Spécialisé dans le crédit privé et les opérations spéciales sur le marché africain, Kessner abandonne la City londonienne au profit d'une plateforme juridiquement souple et politiquement discrète. Bruno-Maurice Monny, cofondateur de Kessner, ne s'en cache pas : "Abou Dhabi est devenu l'endroit incontournable pour quiconque veut engager du capital vers l'Afrique."
Cette phrase révèle tout. Abou Dhabi n'attire pas par sa proximité géographique avec l'Afrique, mais par son éloignement des contraintes occidentales.

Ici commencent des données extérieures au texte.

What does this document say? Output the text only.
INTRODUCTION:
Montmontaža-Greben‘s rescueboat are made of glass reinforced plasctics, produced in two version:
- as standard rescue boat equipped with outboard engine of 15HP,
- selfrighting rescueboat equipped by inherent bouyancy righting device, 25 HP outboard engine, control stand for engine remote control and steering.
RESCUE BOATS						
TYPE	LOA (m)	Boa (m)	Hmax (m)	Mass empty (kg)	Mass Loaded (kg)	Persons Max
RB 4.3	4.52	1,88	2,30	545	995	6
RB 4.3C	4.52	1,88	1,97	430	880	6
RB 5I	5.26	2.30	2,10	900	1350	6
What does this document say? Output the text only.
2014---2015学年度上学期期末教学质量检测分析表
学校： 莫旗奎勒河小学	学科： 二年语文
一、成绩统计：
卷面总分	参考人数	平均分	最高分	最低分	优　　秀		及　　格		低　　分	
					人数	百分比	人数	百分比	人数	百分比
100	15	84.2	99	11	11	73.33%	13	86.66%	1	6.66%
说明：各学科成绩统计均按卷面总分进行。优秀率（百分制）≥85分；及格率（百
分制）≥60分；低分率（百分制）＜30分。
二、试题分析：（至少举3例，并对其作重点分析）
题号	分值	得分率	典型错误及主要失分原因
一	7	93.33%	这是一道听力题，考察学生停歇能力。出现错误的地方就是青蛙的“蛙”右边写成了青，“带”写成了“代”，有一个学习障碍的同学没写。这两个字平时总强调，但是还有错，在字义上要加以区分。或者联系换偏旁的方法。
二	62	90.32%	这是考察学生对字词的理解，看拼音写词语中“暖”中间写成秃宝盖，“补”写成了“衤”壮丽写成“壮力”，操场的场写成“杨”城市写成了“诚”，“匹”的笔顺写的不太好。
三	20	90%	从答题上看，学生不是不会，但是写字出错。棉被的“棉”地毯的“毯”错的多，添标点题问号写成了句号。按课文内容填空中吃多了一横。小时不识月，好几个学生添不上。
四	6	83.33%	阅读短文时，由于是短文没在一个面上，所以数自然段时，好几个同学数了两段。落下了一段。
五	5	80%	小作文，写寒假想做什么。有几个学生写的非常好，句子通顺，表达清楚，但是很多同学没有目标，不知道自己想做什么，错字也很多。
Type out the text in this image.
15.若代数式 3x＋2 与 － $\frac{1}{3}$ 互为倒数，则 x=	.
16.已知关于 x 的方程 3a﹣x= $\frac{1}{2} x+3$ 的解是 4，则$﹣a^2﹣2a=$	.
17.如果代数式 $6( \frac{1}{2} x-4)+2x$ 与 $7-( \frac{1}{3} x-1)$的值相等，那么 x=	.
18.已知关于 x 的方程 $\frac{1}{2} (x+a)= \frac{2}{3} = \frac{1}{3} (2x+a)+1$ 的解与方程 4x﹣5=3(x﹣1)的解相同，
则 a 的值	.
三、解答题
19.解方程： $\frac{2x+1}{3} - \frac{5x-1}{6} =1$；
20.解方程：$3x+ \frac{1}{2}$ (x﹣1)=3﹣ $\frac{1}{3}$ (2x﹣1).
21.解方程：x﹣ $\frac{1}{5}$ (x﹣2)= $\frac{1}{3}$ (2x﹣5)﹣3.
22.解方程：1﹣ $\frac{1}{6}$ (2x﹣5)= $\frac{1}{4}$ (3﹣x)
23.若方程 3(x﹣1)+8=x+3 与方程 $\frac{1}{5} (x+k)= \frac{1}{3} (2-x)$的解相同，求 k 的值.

Le Golfe, nouveau sanctuaire de la finance prédatrice
Les Émirats offrent à Kessner ce que Londres ne peut plus garantir : un abri loin des obligations ESG, des règles de compliance européennes et des injonctions des institutions financières internationales. Ici, seuls comptent le rendement et l'accès aux marchés.
Le family office émirati, dont le nom reste mystérieusement absent des communiqués, joue les intermédiaires entre les réseaux locaux et les appétits occidentaux. Cette alliance feutrée offre à Kessner une légitimité régionale et l'accès aux capitaux souverains prêts à se déployer sur nos terres.
Abou Dhabi devient ainsi la plaque tournante d'une finance de l'ombre, sans accountability publique mais d'une efficacité redoutable pour pénétrer les marchés africains.
L'Afrique, laboratoire du néocolonialisme financier
Kessner affiche son ambition : déployer du capital dans les secteurs africains porteurs de "croissance inclusive et résiliente". Derrière ces formules creuses se cache une stratégie d'investissement opportuniste dans nos infrastructures, notre logistique, nos ressources naturelles et notre dette souveraine.
Ce mouvement s'inscrit dans une dynamique plus large : la recolonisation par le crédit privé, via des instruments financiers hors de portée de nos contre-pouvoirs traditionnels. Kessner, adossé à Abou Dhabi, devient l'un des instruments de cette nouvelle captation silencieuse de nos richesses.
Pas d'ONG, pas de bailleurs publics, pas de conditionnalités sociales. Juste des deals bilatéraux, des clauses opaques et des contreparties bien réelles pour nos États.
Une géographie financière post-occidentale
Le siège londonien de Kessner n'est plus qu'une façade. La vraie stratégie se conçoit ailleurs, dans des zones grises où les deals échappent aux règles du jeu occidental traditionnel.
Ce contournement intervient au moment où Washington, affaibli, tente de rallier ses alliés contre la Chine et la Russie. Pendant ce temps, des structures comme Kessner font le pont entre l'argent anglo-saxon et nos économies, utilisant Abou Dhabi comme zone franche.
L'arrivée de Kessner aux Émirats révèle l'installation d'une nouvelle géographie du pouvoir financier : mobile, invisible, non-alignée. Loin du FMI, loin de l'ONU, mais plus que jamais connectée aux hubs régionaux de puissance.
Signal d'alarme pour la souveraineté africaine
Kessner n'est pas une exception mais un symptôme. Cette délocalisation stratégique annonce une nouvelle vague d'investissements privés sur le continent, sans les garde-fous habituels des institutions internationales.
Pour nos États, le défi est clair : comment préserver notre souveraineté économique face à ces nouveaux prédateurs qui opèrent depuis les zones grises de la finance mondiale ? La réponse exige une vigilance accrue et des mécanismes de contrôle renforcés.
Car dans le monde d'aujourd'hui, les signaux faibles comme celui-ci parlent plus fort que toutes les déclarations officielles.